Uma das possíveis irregularidades apontada por integrantes da antiga diretoria da APM é com relação à aquisição de livros junto à editora FTD. Segundo a ex-tesoureira da associação, Deisy de Freitas, a compra de livros aconteceu em março do ano passado, mas eles só ficaram sabendo disso no segundo semestre. Na ocasião, durante uma reunião, a diretora teria falado que o dinheiro do programa Acorda Brasil poderia ser usado para quitar o débito junto à editora.
‘‘Primeiro ela disse que a dívida era de mais ou menos R$ 2 mil, depois disse que era de R$ 700,00’’, relata. Questionada sobre o assunto, a diretora teria contado que a aquisição foi feita pela cooperativa da escola que tinha o mesmo CGC da APM. ‘‘Ela fez uma compra irregular utilizando uma cooperativa que não existe’’, observa Antonio Lucimar Ferreira Luiz, pai de um aluno.

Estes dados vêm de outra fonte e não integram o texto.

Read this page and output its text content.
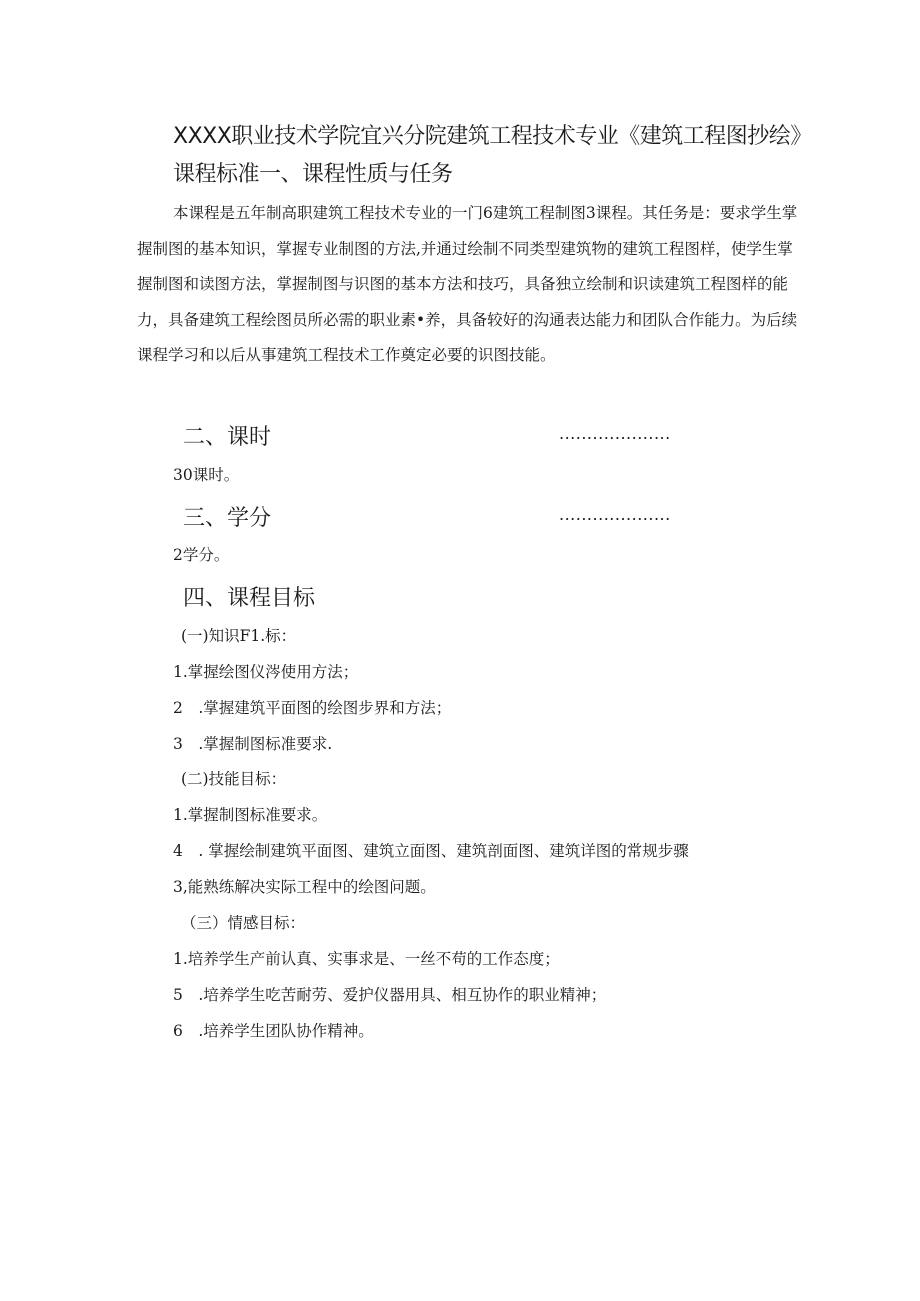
XXXX职业技术学院宜兴分院建筑工程技术专业《建筑工程图抄绘》
课程标准一、课程性质与任务
本课程是五年制高职建筑工程技术专业的一门6建筑工程制图3课程。其任务是：要求学生掌握制图的基本知识，掌握专业制图的方法,并通过绘制不同类型建筑物的建筑工程图样，使学生掌握制图和读图方法，掌握制图与识图的基本方法和技巧，具备独立绘制和识读建筑工程图样的能力，具备建筑工程绘图员所必需的职业素•养，具备较好的沟通表达能力和团队合作能力。为后续课程学习和以后从事建筑工程技术工作奠定必要的识图技能。
二、课时	....................
30课时。
三、学分	....................
2学分。
四、课程目标
(一)知识F1.标：
1.掌握绘图仪涔使用方法；
2　.掌握建筑平面图的绘图步界和方法；
3　.掌握制图标准要求.
(二)技能目标：
1.掌握制图标准要求。
4　. 掌握绘制建筑平面图、建筑立面图、建筑剖面图、建筑详图的常规步骤
3,能熟练解决实际工程中的绘图问题。
（三）情感目标：
1.培养学生产前认真、实事求是、一丝不苟的工作态度；
5　.培养学生吃苦耐劳、爱护仪器用具、相互协作的职业精神；
6　.培养学生团队协作精神。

A antiga diretoria da APM procurou a editora, que informou que o débito já havia sido encaminhado para uma empresa de cobrança e os títulos estavam em cartório. Segundo Deisy Freitas, a diretora alegou que a dívida aconteceu porque alguns alunos não pagaram pelos livros, mas ela não quis fornecer a lista dos devedores. Ao final, contam os ex-diretores, a diretora acabou emitindo cheques de sua conta corrente particular para quitar o débito.
Os ex-integrantes da associação explicam ainda que a diretora ficou com parte da contribuição espontânea de pais de alunos e que a movimentação financeira da cantina da escola não constava nos documentos fornecidos. Deisy de Freitas diz ter solicitado o controle das contas, mas até agora ela não entregou nada.
A situação do aluguel de salas para a Universidade Estadual de Londrina (UEL) é outro ponto questionado pela antiga diretoria. Mostrando cópia conseguida junto à universidade, Deisy de Freitas explica que o valor (R$ 725,00) foi depositado na conta corrente particular de Irene Ortiz. Além disso, eles querem obter informações sobre o valor enviado pelo Proem para reforma na escola. Deisy de Freitas e Antonio Luiz confirmam que algumas obras foram realizadas, mas afirmam que não têm detalhes sobre quanto custou e o que foi feito.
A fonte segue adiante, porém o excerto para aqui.